Combine FWD & Left_Right results into one DataFrame and plot

FlyDF = DataFrame( 
    {'D' : [i for i in range(1, len(Fly_FWD.MDEOut)+1)],
     'FWD_variable':Fly_FWD.MDEOut['variables'], 'FWD_rho':Fly_FWD.MDEOut['rho'], 
     'LR_variable' :Fly_LR.MDEOut['variables'],  'LR_rho' :Fly_LR.MDEOut['rho'] } )

FlyDF

	D	FWD_variable	FWD_rho	LR_variable	LR_rho
0	1	TS33	0.652844	TS26	0.197529
1	2	TS4	0.792290	TS67	0.568969
2	3	TS8	0.819050	TS69	0.599104
3	4	TS9	0.839394	TS65	0.685190
4	5	TS32	0.859089	TS71	0.686665
5	6	TS24	0.860191	TS60	0.706212
6	7	TS26	0.869044	TS53	0.769066
7	8	TS71	0.871098	TS79	0.770243
8	9	TS23	0.861370	TS76	0.745978
9	10	TS44	0.855469	TS57	0.726474
10	11	TS5	0.854833	TS5	0.625226
11	12	TS20	0.854819	TS39	0.659283

ax = FlyDF.plot( x = 'D', y=['FWD_rho','LR_rho'], label = ['FWD','Left_Right'],
                 lw = 3, figsize = (5,4), title = 'Fly MDE' )
table = ax.table( cellText = FlyDF.loc[:,['D','FWD_variable','LR_variable']].values,
                  colLabels = ['D','FWD','LR'], loc = 'lower center', fontsize = 10,
                  colWidths = [0.1,0.12,0.12], edges = 'open', colLoc = 'left', cellLoc = 'left' )

No description has been provided for this image

MDE indicates forward motion can be represented with a 5-dimensional embedding of observation vectors TS33, TS4, TS8, TS9, TS32. These 5 variables achieve a Pearson correlation of 0.86 between observed and predicted forward movement.

Evaluate MDE components & compare to PCA & Diffusion Map

Here we compare out-of-sample prediction of FWD behavior with the 5 MDE identified observables as well as 5 component PCA and Diffusion Map.

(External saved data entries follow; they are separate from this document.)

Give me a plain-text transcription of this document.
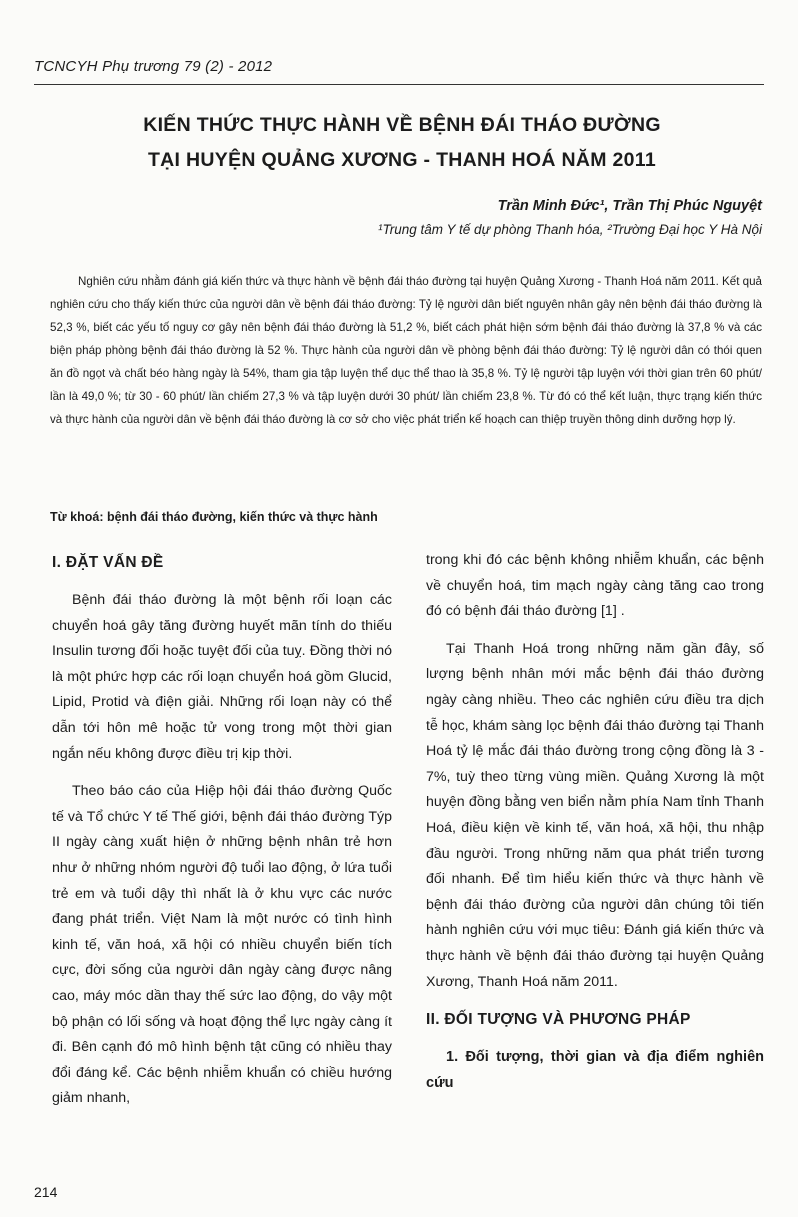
TCNCYH Phụ trương 79 (2) - 2012
KIẾN THỨC THỰC HÀNH VỀ BỆNH ĐÁI THÁO ĐƯỜNG
TẠI HUYỆN QUẢNG XƯƠNG - THANH HOÁ NĂM 2011
Trần Minh Đức¹, Trần Thị Phúc Nguyệt
¹Trung tâm Y tế dự phòng Thanh hóa, ²Trường Đại học Y Hà Nội

Nghiên cứu nhằm đánh giá kiến thức và thực hành về bệnh đái tháo đường tại huyện Quảng Xương - Thanh Hoá năm 2011. Kết quả nghiên cứu cho thấy kiến thức của người dân về bệnh đái tháo đường: Tỷ lệ người dân biết nguyên nhân gây nên bệnh đái tháo đường là 52,3 %, biết các yếu tố nguy cơ gây nên bệnh đái tháo đường là 51,2 %, biết cách phát hiện sớm bệnh đái tháo đường là 37,8 % và các biện pháp phòng bệnh đái tháo đường là 52 %. Thực hành của người dân về phòng bệnh đái tháo đường: Tỷ lệ người dân có thói quen ăn đồ ngọt và chất béo hàng ngày là 54%, tham gia tập luyện thể dục thể thao là 35,8 %. Tỷ lệ người tập luyện với thời gian trên 60 phút/ lần là 49,0 %; từ 30 - 60 phút/ lần chiếm 27,3 % và tập luyện dưới 30 phút/ lần chiếm 23,8 %. Từ đó có thể kết luận, thực trạng kiến thức và thực hành của người dân về bệnh đái tháo đường là cơ sở cho việc phát triển kế hoạch can thiệp truyền thông dinh dưỡng hợp lý.

Từ khoá: bệnh đái tháo đường, kiến thức và thực hành
I. ĐẶT VẤN ĐỀ

Bệnh đái tháo đường là một bệnh rối loạn các chuyển hoá gây tăng đường huyết mãn tính do thiếu Insulin tương đối hoặc tuyệt đối của tuỵ. Đồng thời nó là một phức hợp các rối loạn chuyển hoá gồm Glucid, Lipid, Protid và điện giải. Những rối loạn này có thể dẫn tới hôn mê hoặc tử vong trong một thời gian ngắn nếu không được điều trị kịp thời.

Theo báo cáo của Hiệp hội đái tháo đường Quốc tế và Tổ chức Y tế Thế giới, bệnh đái tháo đường Týp II ngày càng xuất hiện ở những bệnh nhân trẻ hơn như ở những nhóm người độ tuổi lao động, ở lứa tuổi trẻ em và tuổi dậy thì nhất là ở khu vực các nước đang phát triển. Việt Nam là một nước có tình hình kinh tế, văn hoá, xã hội có nhiều chuyển biến tích cực, đời sống của người dân ngày càng được nâng cao, máy móc dần thay thế sức lao động, do vậy một bộ phận có lối sống và hoạt động thể lực ngày càng ít đi. Bên cạnh đó mô hình bệnh tật cũng có nhiều thay đổi đáng kể. Các bệnh nhiễm khuẩn có chiều hướng giảm nhanh,

trong khi đó các bệnh không nhiễm khuẩn, các bệnh về chuyển hoá, tim mạch ngày càng tăng cao trong đó có bệnh đái tháo đường [1] .

Tại Thanh Hoá trong những năm gần đây, số lượng bệnh nhân mới mắc bệnh đái tháo đường ngày càng nhiều. Theo các nghiên cứu điều tra dịch tễ học, khám sàng lọc bệnh đái tháo đường tại Thanh Hoá tỷ lệ mắc đái tháo đường trong cộng đồng là 3 - 7%, tuỳ theo từng vùng miền. Quảng Xương là một huyện đồng bằng ven biển nằm phía Nam tỉnh Thanh Hoá, điều kiện về kinh tế, văn hoá, xã hội, thu nhập đầu người. Trong những năm qua phát triển tương đối nhanh. Để tìm hiểu kiến thức và thực hành về bệnh đái tháo đường của người dân chúng tôi tiến hành nghiên cứu với mục tiêu: Đánh giá kiến thức và thực hành về bệnh đái tháo đường tại huyện Quảng Xương, Thanh Hoá năm 2011.

II. ĐỐI TƯỢNG VÀ PHƯƠNG PHÁP
1. Đối tượng, thời gian và địa điểm nghiên cứu
214
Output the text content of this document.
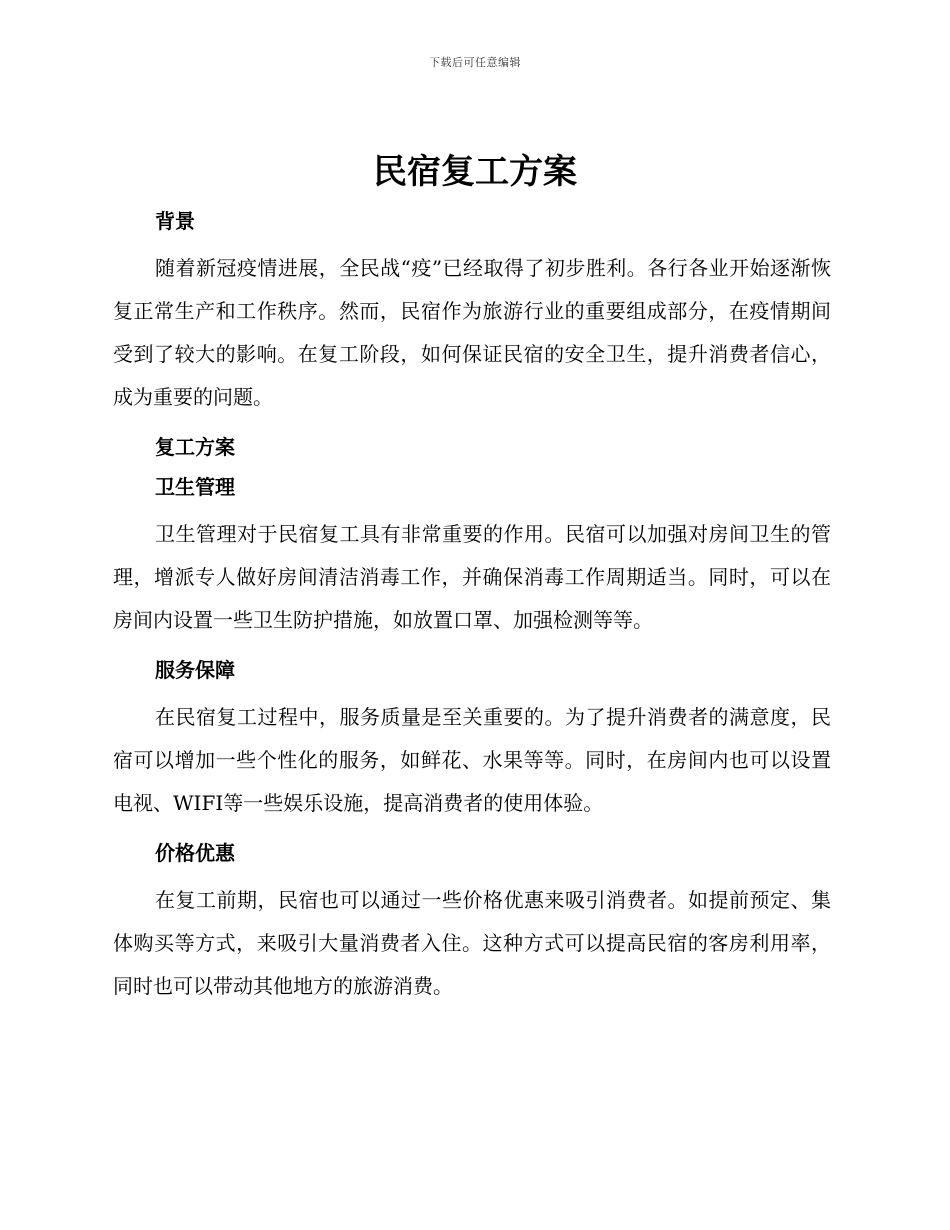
下载后可任意编辑
民宿复工方案
背景

随着新冠疫情进展，全民战“疫”已经取得了初步胜利。各行各业开始逐渐恢复正常生产和工作秩序。然而，民宿作为旅游行业的重要组成部分，在疫情期间受到了较大的影响。在复工阶段，如何保证民宿的安全卫生，提升消费者信心，成为重要的问题。

复工方案
卫生管理

卫生管理对于民宿复工具有非常重要的作用。民宿可以加强对房间卫生的管理，增派专人做好房间清洁消毒工作，并确保消毒工作周期适当。同时，可以在房间内设置一些卫生防护措施，如放置口罩、加强检测等等。

服务保障

在民宿复工过程中，服务质量是至关重要的。为了提升消费者的满意度，民宿可以增加一些个性化的服务，如鲜花、水果等等。同时，在房间内也可以设置电视、WIFI等一些娱乐设施，提高消费者的使用体验。

价格优惠

在复工前期，民宿也可以通过一些价格优惠来吸引消费者。如提前预定、集体购买等方式，来吸引大量消费者入住。这种方式可以提高民宿的客房利用率，同时也可以带动其他地方的旅游消费。
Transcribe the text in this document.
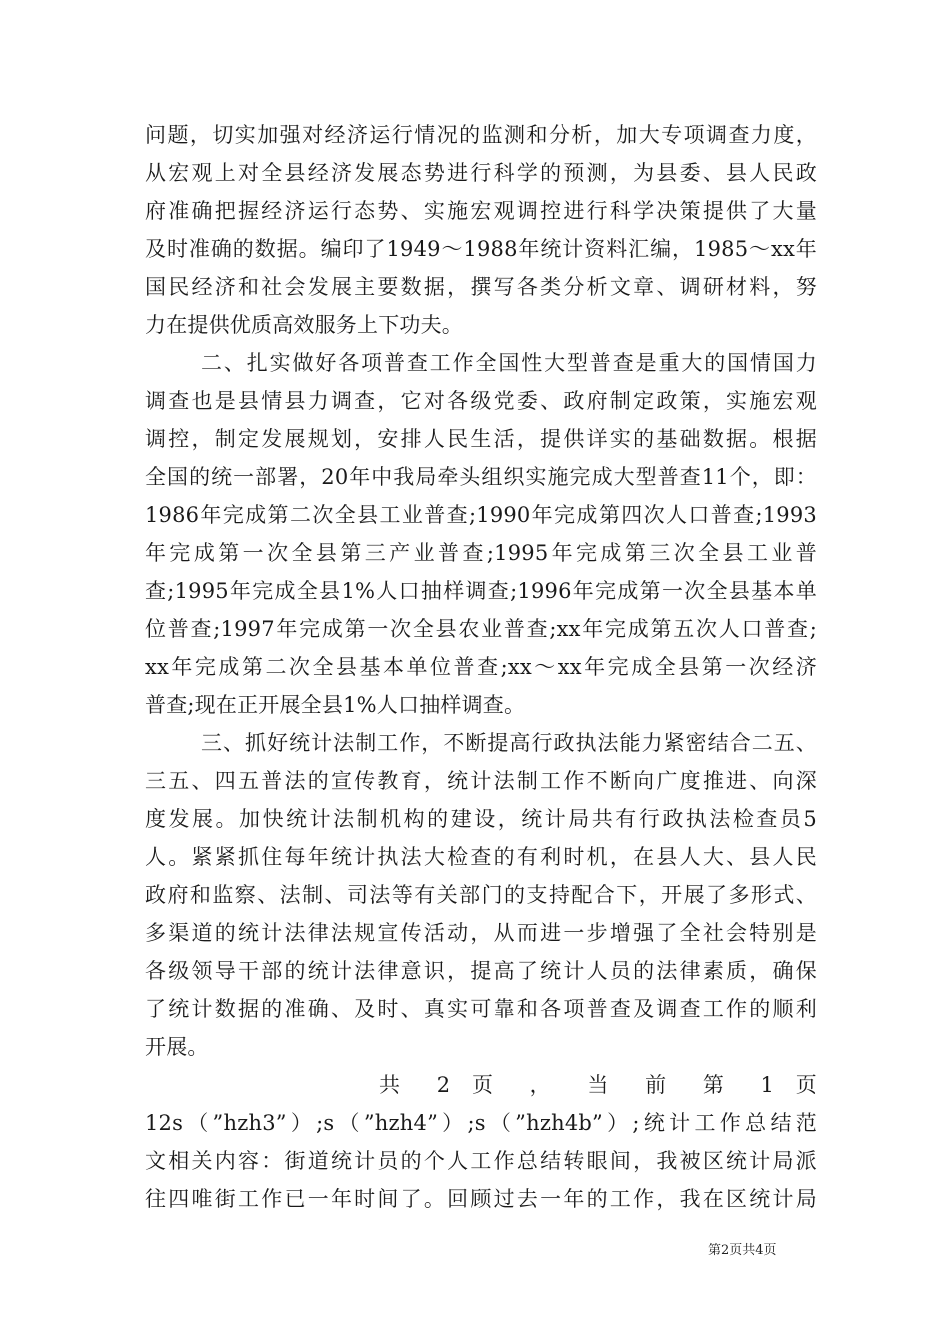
问题，切实加强对经济运行情况的监测和分析，加大专项调查力度，
从宏观上对全县经济发展态势进行科学的预测，为县委、县人民政
府准确把握经济运行态势、实施宏观调控进行科学决策提供了大量
及时准确的数据。编印了1949～1988年统计资料汇编，1985～xx年
国民经济和社会发展主要数据，撰写各类分析文章、调研材料，努
力在提供优质高效服务上下功夫。
二、扎实做好各项普查工作全国性大型普查是重大的国情国力
调查也是县情县力调查，它对各级党委、政府制定政策，实施宏观
调控，制定发展规划，安排人民生活，提供详实的基础数据。根据
全国的统一部署，20年中我局牵头组织实施完成大型普查11个，即：
1986年完成第二次全县工业普查;1990年完成第四次人口普查;1993
年完成第一次全县第三产业普查;1995年完成第三次全县工业普
查;1995年完成全县1%人口抽样调查;1996年完成第一次全县基本单
位普查;1997年完成第一次全县农业普查;xx年完成第五次人口普查;
xx年完成第二次全县基本单位普查;xx～xx年完成全县第一次经济
普查;现在正开展全县1%人口抽样调查。
三、抓好统计法制工作，不断提高行政执法能力紧密结合二五、
三五、四五普法的宣传教育，统计法制工作不断向广度推进、向深
度发展。加快统计法制机构的建设，统计局共有行政执法检查员5
人。紧紧抓住每年统计执法大检查的有利时机，在县人大、县人民
政府和监察、法制、司法等有关部门的支持配合下，开展了多形式、
多渠道的统计法律法规宣传活动，从而进一步增强了全社会特别是
各级领导干部的统计法律意识，提高了统计人员的法律素质，确保
了统计数据的准确、及时、真实可靠和各项普查及调查工作的顺利
开展。
共 2 页 ， 当 前 第 1 页
12s（”hzh3”）;s（”hzh4”）;s（”hzh4b”）;统计工作总结范
文相关内容：街道统计员的个人工作总结转眼间，我被区统计局派
往四唯街工作已一年时间了。回顾过去一年的工作，我在区统计局
第2页共4页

Fly_FWD_Eval = Evaluate( df, 
                         columns_range = [1,81], # 0-offset range of columns for PCA, DMap
                         mde_columns = ['TS33', 'TS4', 'TS8', 'TS9', 'TS32'],
                         predictVar = 'FWD',
                         library    = [1, 300],   # index start,stop of observations for library
                         prediction = [301, 600], # index start,stop of predictions 
                         components = 5,          # Number of PCA &amp; DMap components
                         dmap_k     = 15,         # diffusion_map k nearest neighbors
                         figsize    = (7,6) )
Fly_FWD_Eval.Run()
Fly_FWD_Eval.Plot()

  MDE:  CAE 35.37  RMSE 0.183  R 0.85  R^2 0.722
    PCA:  CAE 53.25  RMSE 0.212  R 0.802  R^2 0.643
    dMap: CAE 47.24  RMSE 0.219  R 0.77  R^2 0.593

The MDE prediction has the lowest CAE (cumulative absolute error) to the out-of-sample observations. The diffusion map compoents are latent (not observable) and do not correspond in an obvious way to observed neural dynamics. The PCA prediction lumps the majority of the variance into a single component based on a linear decomposition. Both PCA and diffusion map predict activity during times when no FWD movement is observed, while MDE does not. Crucially, MDE predictions are not latent, but actual observables of the system.